At 7.5 miles the trail crests the Alaska Basin bench. Here gorgeous views open to a large meadow set against a backdrop Buck Mountain and Peak 11094 rising to the east/southeast. A short distance beyond is the junction with the Teton Crest Trail. Turning left (north) on the Teton Crest Trail leads to Sunset Lake and Hurricane Pass. To the right the combined South Teton and Teton Crest trails head toward Mount Meek Pass.
This is a beautiful spot to stop and catch your breath. To the west/southwest are stunning views of the peaks and ridges rimming the west side of the South Fork Teton Canyon. Mount Meek marks the southwest end of the ridge. Buck Mountain and Peak 11094 dominate the views to the east. A small tarn lies amid the meadows scattered with wildflowers.
Turn right on the combined South Teton/Teton Crest trail toward Mount Meek Pass. At 7.6 miles reach a second junction. To camp in the Basin Lakes area of Alaska Basin bear left (southeast) on the continuation of the South Teton Trail toward Mirror Lake and Buck Mountain Pass. The Teton Crest Trail branches right (southwest) toward Mount Meek and Fox Creek Passes.
The South Teton trail now winds between some of the smaller lakes and tarns to reach Mirror Lake, the largest of the Basin Lakes, at 7.9 miles. There are many great camping sites in the basin. I strongly recommend doing some serious exploring to find the perfect spot that is away from other campers and features fine views of the surrounding peaks.
Strong, well acclimated day hikers can create a very scenic 16.6 miles loop hike by combining the Devils Staircase, Teton Crest and South Teton trails. From the junction with South Teton and Teton Crest trail at 7.6 miles, it is 2.0 miles to the junction with the Devil’s Staircase Trail and then 7.0 miles along the Staircase Trail to the South Teton trail and the trailhead.
Mere mortals should do the loop as an overnight backpack with a night spent in Alaska Basin. Better yet, camp a few additional nights in Alaska Basin and visit Death Canyon Shelf, Hurricane Pass and Buck Mountain Pass on day hikes. See the Alaska Basin Backpack for more information.

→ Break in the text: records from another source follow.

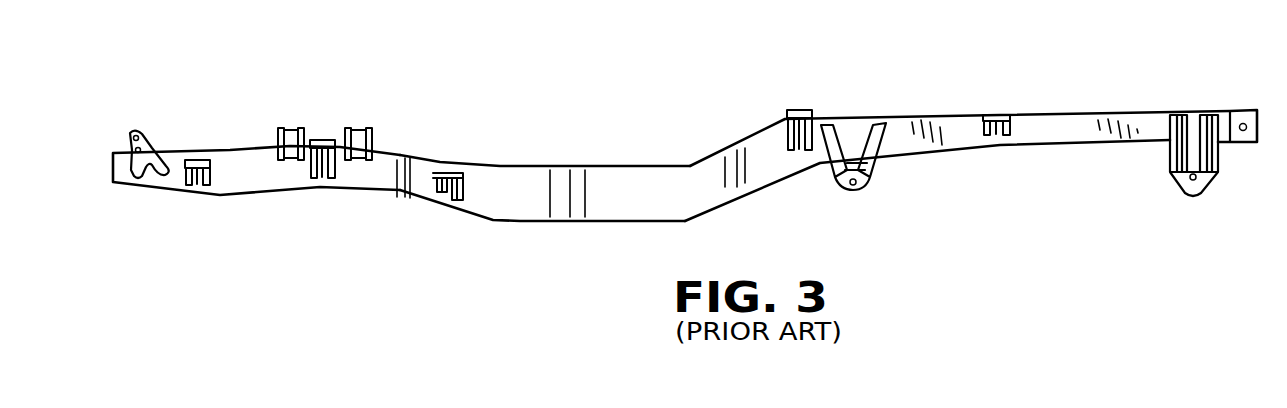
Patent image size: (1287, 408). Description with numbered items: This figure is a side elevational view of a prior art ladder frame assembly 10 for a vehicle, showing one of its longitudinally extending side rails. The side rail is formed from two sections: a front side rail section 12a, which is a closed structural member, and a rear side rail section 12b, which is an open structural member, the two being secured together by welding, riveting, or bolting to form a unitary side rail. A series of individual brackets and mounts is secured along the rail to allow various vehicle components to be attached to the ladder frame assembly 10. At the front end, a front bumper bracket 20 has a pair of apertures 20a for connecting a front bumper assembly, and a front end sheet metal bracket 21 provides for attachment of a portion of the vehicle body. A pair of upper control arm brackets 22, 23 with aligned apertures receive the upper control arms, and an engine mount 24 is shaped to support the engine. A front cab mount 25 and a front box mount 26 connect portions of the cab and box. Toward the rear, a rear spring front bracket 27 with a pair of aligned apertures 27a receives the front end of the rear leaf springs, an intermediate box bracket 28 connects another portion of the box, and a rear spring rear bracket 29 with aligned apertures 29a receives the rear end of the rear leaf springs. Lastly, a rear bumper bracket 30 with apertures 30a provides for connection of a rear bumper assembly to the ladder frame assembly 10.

The prior art ladder frame assembly 10 is at (990, 198).
The front side rail section 12a is at (236, 196).
The rear side rail section 12b is at (550, 174).
The front bumper bracket 20 is at (124, 124).
The apertures 20a is at (132, 135).
The front end sheet metal bracket 21 is at (200, 160).
The upper control arm bracket 22 is at (288, 128).
The upper control arm bracket 23 is at (372, 135).
The engine mount 24 is at (320, 140).
The front cab mount 25 is at (448, 175).
The front box mount 26 is at (797, 110).
The rear spring front bracket 27 is at (839, 158).
The aligned apertures 27a is at (852, 188).
The intermediate box bracket 28 is at (998, 115).
The rear spring rear bracket 29 is at (1177, 155).
The aligned apertures 29a is at (1190, 193).
The rear bumper bracket 30 is at (1252, 118).
The apertures 30a is at (1243, 132).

From Driggs, ID: At the only traffic light in Driggs, located at the corner of Main Street (ID-33) and East Little Avenue, turn east onto East Little Avenue toward the Grand Targhee Ski area. Follow the road, which becomes Ski Hill Road and passes through Alta, WY, for 6.1 miles and then turn right on Teton Canyon Road. (The good gravel road is signed for the Treasure Mountain/Teton Canyon campgrounds.) Drive 4.4 miles on Teton Canyon Road to the trailhead parking area for the North Teton trail. Continue through the parking area and drive 0.2 miles to the end of the road and the South Teton trailhead. Park here.
From Jackson, WY: Head south/southwest through Jackson on US 191 S / US 26 W. At the southwest end of town turn right on WY-22 W. (A large Albertson’s Supermarket is located on the southeast corner of the intersection.) Follow WY-22 W for 31.3 miles to Driggs, ID. The route will cross Teton Pass and entering Idaho, where the road becomes ID-33 and pass through Victor.
At the only traffic light in Driggs, located at the corner of Main Street (ID-33) and East Little Avenue, turn right (east) onto East Little Avenue toward the Grand Targhee Ski area. Follow the road, which becomes Ski Hill Road and passes through Alta, WY, for 6.1 miles and turn right on Teton Canyon Road. (The good gravel road is signed for the Treasure Mountain/Teton Canyon campgrounds.) Drive 4.4 miles on Teton Canyon Road to the trailhead parking area for the North Teton trail. Continue through the parking area and drive 0.2 miles to the end of the road and the South Teton trailhead. Park here.